Kim Claire Junga
Department of Medical Education, Ewha Womans University College of Medicine, 52 Ewhayeodae-gil, Seodaemun-gu, Seoul, 03760, Republic of Korea.
BMC Med Ethics. 2020 Aug 6;21(1):70. doi: 10.1186/s12910-020-00512-3.
In 2019, the Constitutional Court of South Korea ruled that the anti-abortion provisions in the Criminal Act, which criminalize abortion, do not conform to the Constitution. This decision will lead to a total reversal of doctors' legal duty from the obligation to refuse abortion services to their requirement to provide them, given the Medical Service Act that states that a doctor may not refuse a request for treatment or assistance in childbirth. I argue, confined to abortion services in Korea that will take place in the near future, that doctors should be granted the legal right to exercise conscientious objection to abortion.

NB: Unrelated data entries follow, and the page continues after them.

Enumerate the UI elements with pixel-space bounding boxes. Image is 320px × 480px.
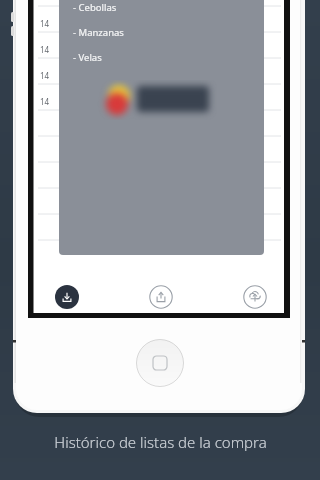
button[interactable]: - Cebollas	[59, 0, 264, 255]
staticText: 14	[40, 96, 50, 107]
staticText: 14	[40, 44, 50, 55]
staticText: - Cebollas	[73, 1, 117, 14]
staticText: Histórico de listas de la compra	[54, 432, 267, 452]
button[interactable]: Compartir lista	[149, 285, 173, 309]
staticText: - Velas	[73, 51, 102, 64]
button[interactable]: Descargar lista	[55, 285, 79, 309]
button[interactable]: Inicio	[136, 339, 184, 387]
staticText: - Manzanas	[73, 26, 124, 39]
staticText: 14	[40, 70, 50, 81]
button[interactable]: Subir a la nube	[243, 285, 267, 309]
staticText: 14	[40, 18, 50, 29]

Considering that doctors in Korea have been ethically and legally obligated to refrain from abortions for many years, imposing a universal legal duty to provide abortions that does not allow exception may endanger the moral integrity of individual doctors who chose a career when abortion was illegal. The universal imposition of such a duty may result in repudiation of doctors as moral agents and damage trust in doctors that forms the basis of medical professionalism. Even if conscientious objection to abortion is granted as a legal right, most patients would experience no impediment to receiving abortion services because the healthcare environment of Korea provides options in which patients can choose their doctors based on prior information, there are many doctors who would be willing to provide an abortion, and Korea is a relatively small country. Finally, the responsibility to effectively balance and guarantee the respective rights of the two agents involved in abortion, the doctor and the patient, should be imposed on the government rather than individual doctors. This assertion is based on the government's past behaviours, the nature of its relationship with doctors, and the capacity it has to satisfy both doctors' right to conscientious objection and patients' right to legal medical services.
With regard to abortion services that will be sought in the near future, doctors should be granted the legal right to exercise conscientious objection based on the importance of doctor's moral integrity, lack of impediment to patients, and government responsibility.
2019年,韩国宪法法院裁定,《刑法》中将堕胎定为犯罪的反堕胎条款不符合宪法。鉴于《医疗服务法》规定医生不得拒绝治疗或分娩协助请求,这一决定将导致医生的法律义务从拒绝堕胎服务的义务彻底转变为提供堕胎服务的要求。我认为,就韩国近期即将进行的堕胎服务而言,应赋予医生出于良心拒行堕胎的合法权利。
鉴于韩国医生多年来在道德和法律上都有义务避免堕胎,强制规定普遍的提供堕胎的法律义务且不允许有例外情况,可能会危及那些在堕胎非法时选择从事该职业的个体医生的道德操守。普遍施加这样的义务可能会导致医生作为道德主体被否定,并损害对医生的信任,而这种信任是医学专业精神的基础。即使将出于良心拒行堕胎作为一项合法权利,大多数患者在接受堕胎服务时也不会受到阻碍,因为韩国的医疗环境提供了多种选择,患者可以根据事先了解的信息选择医生,有许多医生愿意提供堕胎服务,而且韩国是一个相对较小的国家。最后,有效平衡并保障堕胎所涉及的两个主体,即医生和患者各自权利的责任,应该由政府承担,而不是个体医生。这一主张基于政府过去的行为、其与医生的关系性质以及它满足医生出于良心拒行的权利和患者获得合法医疗服务权利的能力。
对于近期寻求的堕胎服务,基于医生道德操守的重要性、对患者无阻碍以及政府责任,应赋予医生出于良心拒行堕胎的合法权利。